Stochastic effects are an area of increasing focus and concern for EUV lithographers. John Biafore, Research Scientist in the PROLITH group at KLA-Tencor, provided an in-depth view of the many sources of these problematic effects as well as potential mitigation strategies at the Nikon symposium earlier this year.
Lithography modeling strategies have historically favored the continuum approximation, in which one assumes that local fluctuations from quantum effects are small. However, these methods are not as accurate when either the length scale of features is comparable to the molecular sizes or when the number of photons absorbed in proximity to a feature are small enough that local fluctuations affect lithography, producing feature edge roughness (LER), feature CD variability or non-uniformity (LWR and LCDU), as well as missing or failed features (Figure 1A). To accurately model current effects in EUV and other resists, PROLITH builds the quantization of light and matter into their lithography models.
Biafore explained that stochastic effects in lithography are observed as local, random variabilities or failures in the after-develop resist image (ADI). They can be caused optically by uncertainty in the absorbed photon number, as well as by physical-chemical causes including uncertainties in the release of photoproducts (both amount and position), and by diffusional blur during post-processing or development (Figure 1B).
Reliance on continuum modeling to predict EUV lithography carries significant risk. For instance, hot spots may appear or disappear randomly due to stochastic effects (Figure 2A). Studies of stochastics in EUV have been a focus area for over a decade, and the origin of the troublesome variability is in the resist exposure and uncertainty in the amount of energy absorbed. This is because the exposure process is the single connection between the projection image and the resist; the resist cannot compensate for inherent statistical effects, a.k.a. photon shot noise (PSN), in photon absorption (Figure 2B). The photon shot noise effect is compounded by other stochastic effects occurring in the resist.
To see this, Biafore first compared continuum and stochastic simulations of a single edge looking at the incident and absorbed photons using EUV with 30 nm film thickness, 20 mJ/cm2 dose, and image blur = 0. The thin EUV resist film typically only absorbs a fraction (20%) of the incident photons; given the photon shot-noise effects from that combined with the stochastic nature of photoacid generation and reaction-diffusion, the simulations highlight that even for a perfect edge the photoproduct (acid) and protected polymer (M) after reaction-diffusion (RxD) shows an edge roughness greater than zero (Figure 3). The PSN produces uncertainty in the number of photoproducts, while exposure blur from the photoelectric effect produces uncertainty in their position as well.
To see blur effects, Biafore shared stochastic simulations of single edges after exposure and reaction-diffusion using EUV with 30 nm film thickness, 35 mJ/cm2 dose, and comparing image blur = 0 nm vs. 10 nm. The addition of image blur had a negative effect on the roughness and positioning (Figure 4A); whereas subsequent simulations showed improvements were gained by increasing dose and decreasing image blur (Figure 4B).

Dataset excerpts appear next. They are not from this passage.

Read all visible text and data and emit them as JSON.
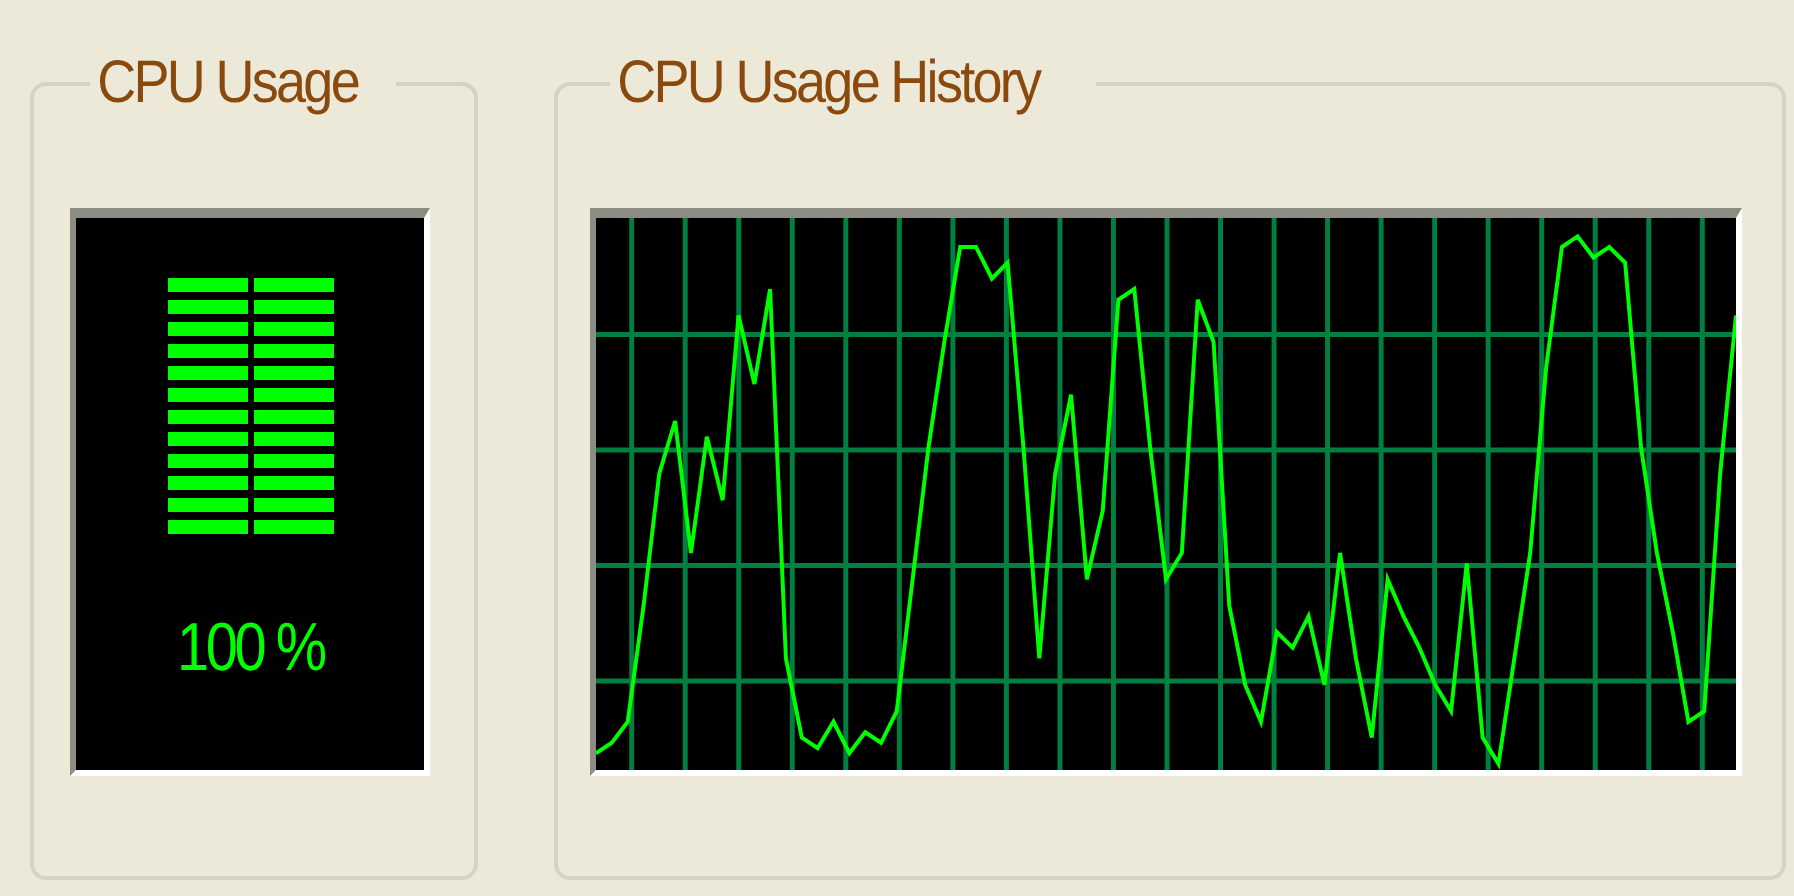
{
  "cpu_usage": {
    "title": "CPU Usage",
    "level": 1,
    "reading": "100 %"
  },
  "cpu_usage_history": {
    "title": "CPU Usage History"
  }
}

Inclusion of all these effects produces more accurate prediction of hotspots; after that, it is necessary to understand the mechanism that causes failures like missing contacts or shorts, whether they are “hard” repeaters that always print, or stochastic or “soft” repeaters that sometimes print. Lithography simulation should be used to find and diagnose the root cause of the failures, determine a repair strategy, and identify weak points on the wafer that require close monitoring (Figure 5A). E-beam inspection techniques can evaluate 8 wafers in 24 hours with ~0.01% of the wafer area inspected, whereas optical inspection can evaluate 24 wafers in 24 hours with ~97% of the wafer checked. A combination of optical and e-beam wafer inspection methods (Figure 5B) is necessary to effectively monitor locations of stochastic weak points.
Stochastics continue to challenge the EUV lithography community, and Biafore underscored that accurate simulations are essential for cost-effective EUV process characterization. Many factors conspire to produce stochastic effects, and mitigation may require: increasing image contrast, raising the dose, improving resist mechanics, better understanding and optimization of properties affecting exposure blur, as well as increasing the absorption by a factor of two in organic CARs. In the meantime though, Biafore concluded that whatever cannot be repaired using simulation must be monitored, and he warned that verification of stochastic weak points may require full wafer inspection to monitor millions, if not billions or more sites.